By Gaia Freydefont
2021 saw a huge increase in the development and adoption of various types of technology, resulting in start-ups reaching record high valuations and increased exit activity.
Among others, the agriculture tech sector, artificial intelligence, climate tech sector and the insure-tech sector are all due for some exciting predictions that are bound to boost M&A deals, VC activity and increase development of innovative technologies further.
This year, the precision agriculture sector is predicted to reach record M&A activity.
The precision agriculture industry provides farmers and agronomists with the tools and technology required to keep track of and measure factors impacting plant health and crop yield, allowing for smoother and more precise farm management.
Managing a variety of tools may be complex, expensive and overly time-consuming for farmers.
The past decade has shown the success of agtech companies who offer a single platform which provides a collection of farm management instruments.
As a result, there has been a funding shift in M&A activity over the last decade, to fewer larger deals.
This shift has directed capital between a few vital providers and is preparing the precision ag industry for rising M&A deals going forward.
In 2022, venture capital funding for data preparation platforms is expected to overtake funding of model development tools.
Due to the lack of quality AI model training and the commoditisation of leading model designs, data-focused solutions are on the rise.
Open-source transformer models are starting to be used over domains including language, voice and computer vision.
This type of model is rapidly gaining momentum as it has shown to generate excellent results and brings down the need for data scientists to go over a multitude of models.
This is especially exciting for data preparation startups, which have achieved high valuation growth in 2021, helping to power some mega-deals in 2022.
Data preparation has become the technology best offered by startups, and a pipeline of companies that are ready to raise large rounds is expected to emerge in 2022, further motivating entrepreneurship going forward.
Incumbent acquisitions are forecast to charge a rise in insurtech M&A activity.
As insurance incumbents have increased their involvement with tech investments and engaged in more partnerships, more M&A activity is bound to bring these technologies fully in-house.

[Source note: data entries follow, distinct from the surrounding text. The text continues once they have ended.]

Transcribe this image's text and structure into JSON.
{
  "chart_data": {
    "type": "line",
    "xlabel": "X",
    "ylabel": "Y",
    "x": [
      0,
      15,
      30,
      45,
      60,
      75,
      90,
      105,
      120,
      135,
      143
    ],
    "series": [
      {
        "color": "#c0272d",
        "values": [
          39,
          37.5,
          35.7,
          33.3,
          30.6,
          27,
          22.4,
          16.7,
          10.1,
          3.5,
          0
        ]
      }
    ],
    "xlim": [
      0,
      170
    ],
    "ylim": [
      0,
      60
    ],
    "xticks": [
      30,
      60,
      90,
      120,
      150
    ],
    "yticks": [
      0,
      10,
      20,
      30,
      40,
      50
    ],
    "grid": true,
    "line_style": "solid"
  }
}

The COVID-19 pandemic has been a catalyst for the insurance industry to adapt to new technologies and open up digital initiatives, as they have been slow to embrace the digital transformation compared to other industries.
Insurtech companies developing enablement technologies that help with distribution, underwriting or claims, are expected to be M&A targets.
As we make strides to fight the climate crisis, carbon-negative technologies, and especially direct air capture technology will lead to a long-term trend that is expected to charge VC investments forward in 2022.
Direct air capture (DAC) technologies extract CO2 directly from the atmosphere and permanently store or recycle the captured CO2, as a way to arrive at a net-zero economy.
The market for DAC carbon removal technologies is gaining interest as large companies such as Microsoft, have committed to investing in DAC technologies in an effort to offset carbon emissions.
DAC technologies have been receiving more attention and investment from both private and public sectors as DAC is proving that technology is a necessary tool to fight the climate crisis.